NEW DELHI: The Supreme Court on Wednesday sought attorney general K K Venugopal’s views on whether a man has the right under the Protection of Women from Domestic Violence Act to move court for visitation rights to his children who are in their mother’s custody.
Can Section 21 of the DV Act tilt completely in favour of the woman so as to mandate brushing aside of a genuine request by the man to meet his children whose custody has been granted to his estranged wife after she filed a complaint? This question was raised by a man who was denied visitation rights to meet his children and whose plea came up before the apex court through the SC Legal Services Committee.

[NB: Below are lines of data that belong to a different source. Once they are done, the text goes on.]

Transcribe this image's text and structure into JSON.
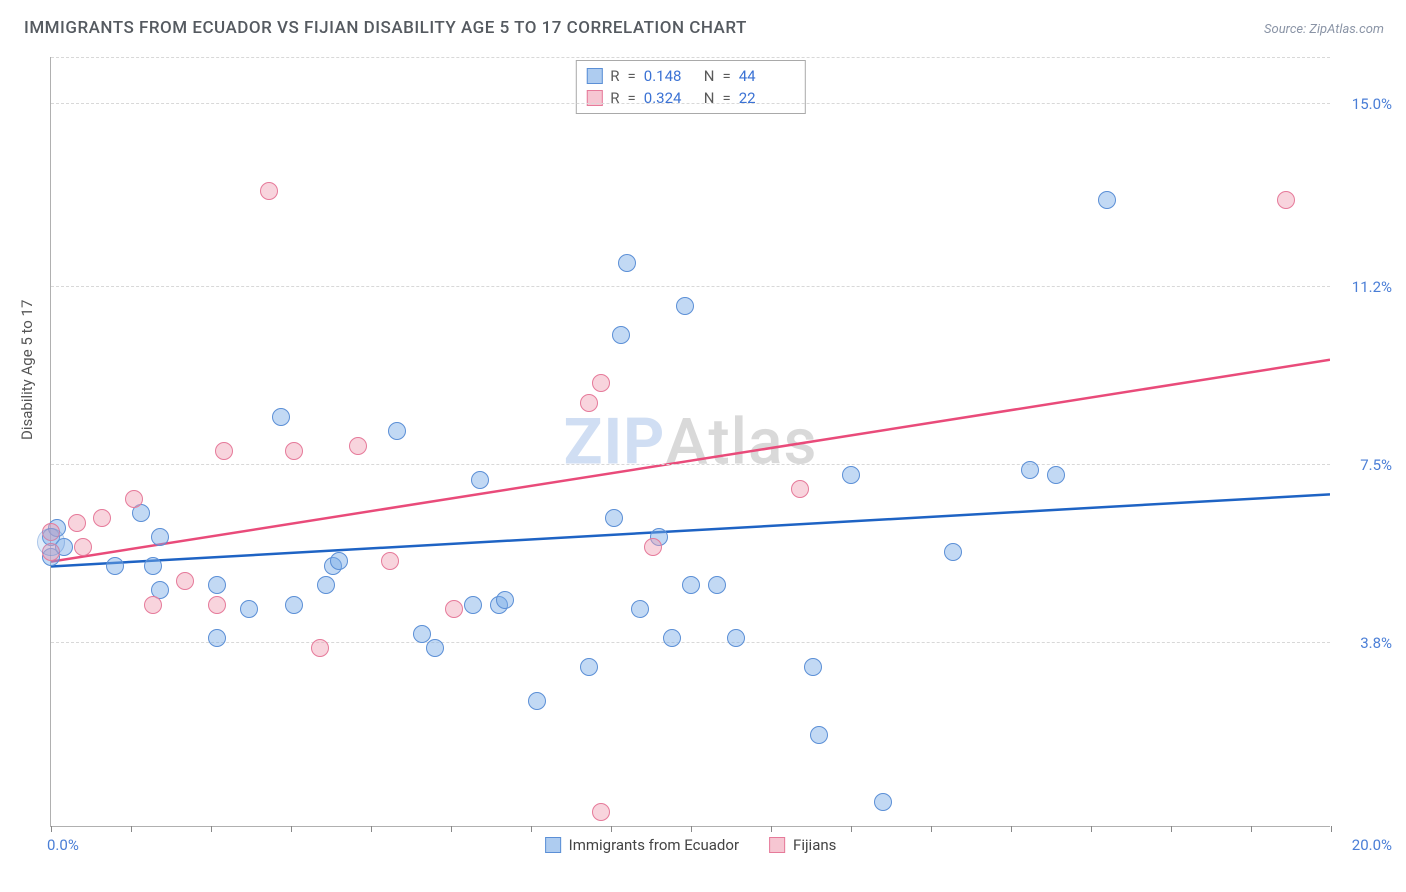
{
  "title": "IMMIGRANTS FROM ECUADOR VS FIJIAN DISABILITY AGE 5 TO 17 CORRELATION CHART",
  "source": "Source: ZipAtlas.com",
  "y_axis_label": "Disability Age 5 to 17",
  "watermark": {
    "zip": "ZIP",
    "atlas": "Atlas"
  },
  "chart": {
    "type": "scatter",
    "xlim": [
      0,
      20
    ],
    "ylim": [
      0,
      16
    ],
    "x_tick_step": 1.25,
    "x_start_label": "0.0%",
    "x_end_label": "20.0%",
    "y_ticks": [
      3.8,
      7.5,
      11.2,
      15.0
    ],
    "y_tick_labels": [
      "3.8%",
      "7.5%",
      "11.2%",
      "15.0%"
    ],
    "grid_color": "#d8d8d8",
    "background_color": "#ffffff",
    "marker_radius": 9,
    "series": [
      {
        "name": "Immigrants from Ecuador",
        "key": "ecuador",
        "color_fill": "rgba(120,170,230,0.45)",
        "color_stroke": "#5b8fd6",
        "trend_color": "#1e63c4",
        "trend": {
          "y_at_x0": 5.4,
          "y_at_xmax": 6.9
        },
        "stats": {
          "R": "0.148",
          "N": "44"
        },
        "points": [
          [
            0.0,
            6.0
          ],
          [
            0.0,
            5.6
          ],
          [
            0.1,
            6.2
          ],
          [
            0.2,
            5.8
          ],
          [
            1.0,
            5.4
          ],
          [
            1.4,
            6.5
          ],
          [
            1.6,
            5.4
          ],
          [
            1.7,
            4.9
          ],
          [
            1.7,
            6.0
          ],
          [
            2.6,
            5.0
          ],
          [
            2.6,
            3.9
          ],
          [
            3.1,
            4.5
          ],
          [
            3.6,
            8.5
          ],
          [
            3.8,
            4.6
          ],
          [
            4.3,
            5.0
          ],
          [
            4.4,
            5.4
          ],
          [
            4.5,
            5.5
          ],
          [
            5.4,
            8.2
          ],
          [
            5.8,
            4.0
          ],
          [
            6.0,
            3.7
          ],
          [
            6.6,
            4.6
          ],
          [
            6.7,
            7.2
          ],
          [
            7.0,
            4.6
          ],
          [
            7.1,
            4.7
          ],
          [
            7.6,
            2.6
          ],
          [
            8.4,
            3.3
          ],
          [
            8.8,
            6.4
          ],
          [
            8.9,
            10.2
          ],
          [
            9.0,
            11.7
          ],
          [
            9.2,
            4.5
          ],
          [
            9.5,
            6.0
          ],
          [
            9.7,
            3.9
          ],
          [
            9.9,
            10.8
          ],
          [
            10.0,
            5.0
          ],
          [
            10.4,
            5.0
          ],
          [
            10.7,
            3.9
          ],
          [
            11.9,
            3.3
          ],
          [
            12.0,
            1.9
          ],
          [
            12.5,
            7.3
          ],
          [
            13.0,
            0.5
          ],
          [
            14.1,
            5.7
          ],
          [
            15.3,
            7.4
          ],
          [
            15.7,
            7.3
          ],
          [
            16.5,
            13.0
          ]
        ]
      },
      {
        "name": "Fijians",
        "key": "fijians",
        "color_fill": "rgba(240,160,180,0.45)",
        "color_stroke": "#e67a9a",
        "trend_color": "#e94b7a",
        "trend": {
          "y_at_x0": 5.5,
          "y_at_xmax": 9.7
        },
        "stats": {
          "R": "0.324",
          "N": "22"
        },
        "points": [
          [
            0.0,
            6.1
          ],
          [
            0.0,
            5.7
          ],
          [
            0.4,
            6.3
          ],
          [
            0.5,
            5.8
          ],
          [
            0.8,
            6.4
          ],
          [
            1.3,
            6.8
          ],
          [
            1.6,
            4.6
          ],
          [
            2.1,
            5.1
          ],
          [
            2.6,
            4.6
          ],
          [
            2.7,
            7.8
          ],
          [
            3.4,
            13.2
          ],
          [
            3.8,
            7.8
          ],
          [
            4.2,
            3.7
          ],
          [
            4.8,
            7.9
          ],
          [
            5.3,
            5.5
          ],
          [
            6.3,
            4.5
          ],
          [
            8.4,
            8.8
          ],
          [
            8.6,
            9.2
          ],
          [
            8.6,
            0.3
          ],
          [
            9.4,
            5.8
          ],
          [
            11.7,
            7.0
          ],
          [
            19.3,
            13.0
          ]
        ]
      }
    ]
  },
  "stats_box_labels": {
    "R": "R",
    "N": "N",
    "eq": "="
  },
  "legend_labels": {
    "ecuador": "Immigrants from Ecuador",
    "fijians": "Fijians"
  }
}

Petitioner’s counsel Asha Gopalan Nair had raised the issue in 2018 questioning the mandate of Section 21 which overrides provisions of all other laws and says that in a domestic violence case lodged by a woman, she or her representative would get the custody of children and that the magistrate would have the discretion to refuse visitation rights to the husband accused in the case.
Four years ago, the SC had sought the assistance of the attorney general saying “since the petition raises an important question of law, which is, whether an adult male member other than an aggrieved person has a right to file an application under Section 21 of the Protection of Women from Domestic Violence Act, 2005 for seeking visitation rights”.

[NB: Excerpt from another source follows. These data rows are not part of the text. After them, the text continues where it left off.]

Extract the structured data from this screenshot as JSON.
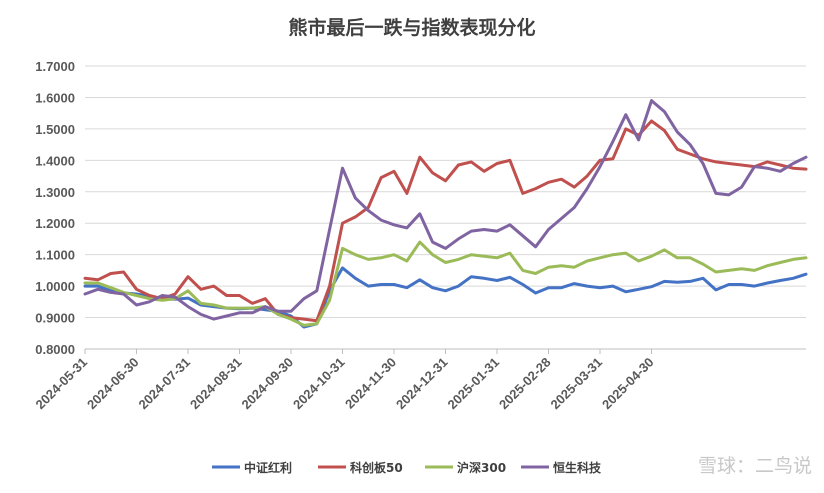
{
  "watermark": "雪球：二鸟说",
  "chart_data": {
    "type": "line",
    "title": "熊市最后一跌与指数表现分化",
    "xlabel": "",
    "ylabel": "",
    "ylim": [
      0.8,
      1.7
    ],
    "yticks": [
      "0.8000",
      "0.9000",
      "1.0000",
      "1.1000",
      "1.2000",
      "1.3000",
      "1.4000",
      "1.5000",
      "1.6000",
      "1.7000"
    ],
    "grid": true,
    "legend_position": "bottom",
    "x_tick_labels": [
      "2024-05-31",
      "2024-06-30",
      "2024-07-31",
      "2024-08-31",
      "2024-09-30",
      "2024-10-31",
      "2024-11-30",
      "2024-12-31",
      "2025-01-31",
      "2025-02-28",
      "2025-03-31",
      "2025-04-30"
    ],
    "x_tick_index": [
      0,
      4,
      8,
      12,
      16,
      20,
      24,
      28,
      32,
      36,
      40,
      44
    ],
    "series": [
      {
        "name": "中证红利",
        "color": "#4472c4",
        "values": [
          1.0,
          1.0,
          0.985,
          0.978,
          0.975,
          0.968,
          0.96,
          0.958,
          0.962,
          0.94,
          0.935,
          0.93,
          0.928,
          0.93,
          0.925,
          0.92,
          0.905,
          0.87,
          0.88,
          0.985,
          1.058,
          1.025,
          1.0,
          1.005,
          1.005,
          0.995,
          1.02,
          0.995,
          0.985,
          1.0,
          1.03,
          1.025,
          1.018,
          1.028,
          1.005,
          0.978,
          0.995,
          0.995,
          1.008,
          1.0,
          0.995,
          1.0,
          0.982,
          0.99,
          0.998,
          1.015,
          1.012,
          1.015,
          1.025,
          0.988,
          1.005,
          1.005,
          1.0,
          1.01,
          1.018,
          1.025,
          1.038
        ]
      },
      {
        "name": "科创板50",
        "color": "#c0504d",
        "values": [
          1.025,
          1.02,
          1.04,
          1.045,
          0.99,
          0.97,
          0.96,
          0.975,
          1.03,
          0.99,
          1.0,
          0.97,
          0.97,
          0.945,
          0.96,
          0.91,
          0.9,
          0.895,
          0.89,
          1.0,
          1.2,
          1.22,
          1.25,
          1.345,
          1.365,
          1.295,
          1.41,
          1.36,
          1.335,
          1.385,
          1.395,
          1.365,
          1.39,
          1.4,
          1.295,
          1.31,
          1.33,
          1.34,
          1.315,
          1.35,
          1.4,
          1.405,
          1.5,
          1.48,
          1.525,
          1.495,
          1.435,
          1.42,
          1.405,
          1.395,
          1.39,
          1.385,
          1.38,
          1.395,
          1.385,
          1.375,
          1.372
        ]
      },
      {
        "name": "沪深300",
        "color": "#9bbb59",
        "values": [
          1.01,
          1.01,
          0.995,
          0.98,
          0.97,
          0.96,
          0.955,
          0.96,
          0.985,
          0.945,
          0.94,
          0.93,
          0.93,
          0.93,
          0.935,
          0.91,
          0.895,
          0.875,
          0.88,
          0.955,
          1.12,
          1.1,
          1.085,
          1.09,
          1.1,
          1.08,
          1.14,
          1.1,
          1.075,
          1.085,
          1.1,
          1.095,
          1.09,
          1.105,
          1.05,
          1.04,
          1.06,
          1.065,
          1.06,
          1.08,
          1.09,
          1.1,
          1.105,
          1.08,
          1.095,
          1.115,
          1.09,
          1.09,
          1.07,
          1.045,
          1.05,
          1.055,
          1.05,
          1.065,
          1.075,
          1.085,
          1.09
        ]
      },
      {
        "name": "恒生科技",
        "color": "#8064a2",
        "values": [
          0.975,
          0.99,
          0.98,
          0.975,
          0.94,
          0.95,
          0.97,
          0.965,
          0.935,
          0.91,
          0.895,
          0.905,
          0.915,
          0.915,
          0.935,
          0.92,
          0.92,
          0.96,
          0.985,
          1.18,
          1.375,
          1.28,
          1.24,
          1.21,
          1.195,
          1.185,
          1.23,
          1.14,
          1.12,
          1.15,
          1.175,
          1.18,
          1.175,
          1.195,
          1.16,
          1.125,
          1.18,
          1.215,
          1.25,
          1.31,
          1.38,
          1.46,
          1.545,
          1.465,
          1.59,
          1.555,
          1.49,
          1.45,
          1.39,
          1.295,
          1.29,
          1.315,
          1.38,
          1.375,
          1.365,
          1.39,
          1.41
        ]
      }
    ]
  }
}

Section 21 of the DV Act provides that, “Notwithstanding anything contained in any other law for the time being in force, the magistrate may, at any stage of hearing of the application for protection order or for any other relief under this Act, grant temporary custody of any child or children to the aggrieved person (the woman) or the person making an application on her behalf and specify, if necessary, the arrangements for visit of such child or children by the respondent: Provided that if the magistrate is of the opinion that any visit of the respondent may be harmful to the interests of the child or children, the magistrate shall refuse to allow such visit.”
A bench of Chief Justice N V Ramana and Justices A S Bopanna and Hima Kohli on Wednesday told the AG that “if possible please file a written note on all aspects of this important question”. Venugopal said, “I will give a detailed note on a case where the wife does not seek any relief against the husband but hangs on to the custody of children and refuses to give the husband visitation rights by consent. I will give the written submissions in two weeks.”
In the case in hand, the woman had filed a case under the DV Act against her husband, his sister and his brother-in-law. In that case, the husband had filed an application before the trial court seeking the right to visit his children. The trial court had permitted the husband visitation rights. However, on appeal by the woman, the sessions court had overturned it. The husband had appealed unsuccessfully before the Gujarat HC and finally moved the SC.